Something much more sad then BS½'s temporary disappearance from the internet occurred since the last story. On 11 May 2001, the human race lost one of its best. Thus, I would like to dedicate this story to the memory of Mr. Douglas Adams. I encourage anyone reading this who has not had the privilege to acquaint him or herself with Mr. Adams's work to march yourself down to the nearest bookstore at the earliest opportunity and discover something wonderful. Douglas Adams shall indeed be missed.
Now, onto some actual notes concerning this story!
First the usual. This story is not endorsed by, or meant to reflect upon the values of, either the Boy Scouts of America or the Girl Scouts of America. Also, certain elements (most notably the Jusenkyo curses) are from Ranma ½, by Rumiko Takahashi, and are used without permission.
An interesting note about this story. It is the first Boy Scouts ½ story to be mostly written while actually on a Boy Scout camping trip! Aside from some minor additions and edits, everything up through the line, “She is a story for another time. Let’s get these terrorists someplace secure and get on
with our Camporee!” was written at the 2001 Section NE-1B Conclave, at which I spent some time working on (and Mike was in charge of) publications. Of course, this meant Mike had his computer with him, so Saturday night (or rather, quite early Sunday morning) I hopped onto Mike's computer and did some writing.
I must confess, as long as I was on Mike's computer, I took a peak at a certain file containing the long fabled story, Mysterious Origins. The bugger has six pages done, and they are really quite good! Enough is enough, Mike! Write the bloody thing! (Of course, you need to write parts 22 and 23, first! Main series comes before side stories!)

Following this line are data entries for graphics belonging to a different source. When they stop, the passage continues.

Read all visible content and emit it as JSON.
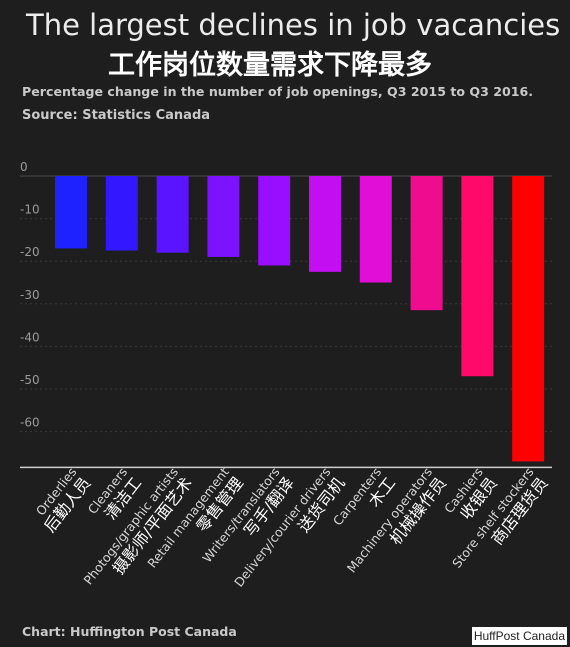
{
  "header": {
    "title_en": "The largest declines in job vacancies",
    "title_cn": "工作岗位数量需求下降最多",
    "subtitle": "Percentage change in the number of job openings, Q3 2015 to Q3 2016.",
    "source": "Source: Statistics Canada"
  },
  "footer": {
    "credit": "Chart: Huffington Post Canada",
    "watermark": "HuffPost Canada"
  },
  "chart_data": {
    "type": "bar",
    "categories": [
      "Orderlies",
      "Cleaners",
      "Photogs/graphic artists",
      "Retail management",
      "Writers/translators",
      "Delivery/courier drivers",
      "Carpenters",
      "Machinery operators",
      "Cashiers",
      "Store shelf stockers"
    ],
    "categories_cn": [
      "后勤人员",
      "清洁工",
      "摄影师/平面艺术",
      "零售管理",
      "写手/翻译",
      "送货司机",
      "木工",
      "机械操作员",
      "收银员",
      "商店理货员"
    ],
    "values": [
      -17,
      -17.5,
      -18,
      -19,
      -21,
      -22.5,
      -25,
      -31.5,
      -47,
      -67
    ],
    "colors": [
      "#1e22ff",
      "#3318ff",
      "#5a14ff",
      "#7c12ff",
      "#9a0eff",
      "#c20ef0",
      "#e00ed6",
      "#f00c8e",
      "#ff0a6a",
      "#ff0000"
    ],
    "yticks": [
      0,
      -10,
      -20,
      -30,
      -40,
      -50,
      -60
    ],
    "ylim": [
      -68,
      0
    ],
    "title": "",
    "xlabel": "",
    "ylabel": "",
    "grid": true,
    "legend": "none"
  }
}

Picket Fences... what does that have to do with anything? Well, nothing really. But I couldn't think of any other television shows with Canadian sounding titles (such as Northern Exposure or Due South). There were two show titles that, while not sounding Canadian-themed, seemed in my mind to be grouped together with the shows whose titles were previously used. This grouping is completely arbitrary on my mind's part, and has nothing at all to do with the shows in question. (In fact, I have never watched any of them.) I have no idea how they all got stuck together in my mind, but stuck together they are. And when it came time to pick a title, Picket Fences won over Twin Peaks.
Matt Gets Wet. I should have talked a bit about this during part 19's notes, but now is as good a time as any. This trilogy of skits is based on reality. During one Fall Camporee, the events described in part 19 actually took place. Matt Swett wanted to get wet, his father forbade it, and Mike covered with the Clappy Song. The following Spring Camporee, we followed it up with a skit very much like the one presented in this story, even down to Colin and Dan being planted in the audience to stir up trouble. (The only major difference between real life and fiction here is, of course, my concern over getting wet in real life was just due to the fact that I thought it would be unpleasant, but in the story I obviously have much better and less vane concerns.)
I suppose it is only fair to give credit where it is due. (That is, of course, one of the main purposes of these post-story notes.) Matt Gets Wet part 1 was very much the brain child of Mike and Matt Swett, both of whom were also instrumental with the development of Matt Gets Wet part 2, along with Dan and Colin, who improvised all of their lines and went even farther then they did in this story. (My memory couldn't recall every detail, sadly. I do vividly recall one of them complaining about having paid good money to see me wet, however... ^_^) I suppose I also had some input with part 2, as well...
One thing I definitely remember about part 2, or at least it's aftermath, was how many people were looking forward to part 3, and how they would take every opportunity to tell me so in as evil a tone as they could muster. So what will happen in the world of fiction with Matt Gets Wet part 3? Well, you'll just have to wait until the Summer Camp story line to find out!